Fintech startup Atomic has a plan to blow up the $8 trillion ETF industry
For decades, exchange-traded funds, or ETFs, have trumped mutual funds as the most popular vehicle for investors looking to own baskets of stocks in a tax-efficient manner. Today, fintechs want to bite into the ETF stronghold by bringing direct indexing mainstream.
Direct indexing involves buying shares that make up an index in proportional weights. ETFs provide the same diversified index exposure, but a person’s brokerage stands between them and owning the stocks directly. ETFs have risen to prominence by allowing individuals to diversify with a single trade while avoiding the costs of professionally managed mutual funds. Direct indexing was reserved for wealthy investors who could pay the fees associated with executing the hundreds of transactions required to buy all the component stocks in an index.
The rise of commission-free trading has largely removed the fee barrier to direct indexing, prompting firms like San Francisco fintech Atomic Invest to chase the opportunity to bring the strategy to small investors. The company offers white label brokerage services to banks, fintechs, credit unions and other consumer-oriented financial platforms. “We think ETFs will be dead in the next five years,” says an enthusiastic David Dindi, CEO of Atomic Invest.
In the US, direct index assets under management grew from $100 billion to $350 billion between 2015 and 2020. Over the next five years, the industry is projected to grow 12%, outpacing ETFs and mutual funds. Still, ETFs, at $8 trillion in assets, globally according to ETFGI dwarf direct investment. In the 1990s, some predicted that ETFs would displace open-end mutual funds. But in financial services, where account inertia and salespeople are often stronger forces than, say, tax efficiency or low costs, mutual fund assets continue to grow and now stand at $71 trillion, according to the Investment Company Institute, more than doubling over the past decade.
Atomic isn’t the only company moving to offer direct indexing more broadly. Fidelity, Vanguard, Blackrock and Morgan Stanley
A key feature of direct index offerings is fractional trading, which allows investors to spread smaller amounts of money by owning parts of a stock. Fractional trading is available through a number of brokerages, including Charles Schwab, Fidelity and Robinhood. Atomic is intent on courting young, novice investors. An Atomic customer used $5 to buy 150 different shares on a fractional basis, says Dindi.

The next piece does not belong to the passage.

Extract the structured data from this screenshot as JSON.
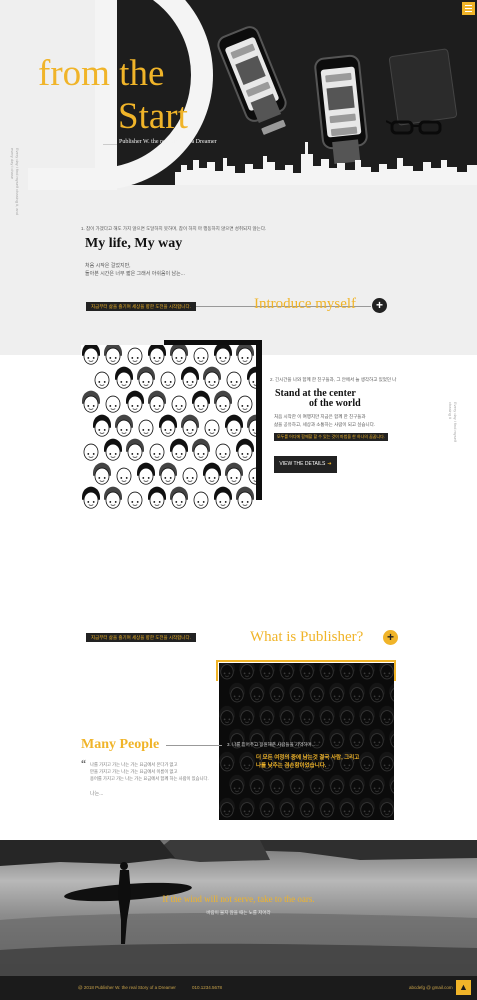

The two main features of direct indexation are adjustment and the possibility of tax losses. With direct indexing, an investor will realize the same gains as an ETF holder, but can sell the losing positions to offset their gains come tax season.
By customization, direct indexing allows individuals to filter out stocks according to their values. An investor might track the S&P 500 but remove all tobacco companies, for example. They can also choose to prioritize investing in environmentally conscious or women-led companies.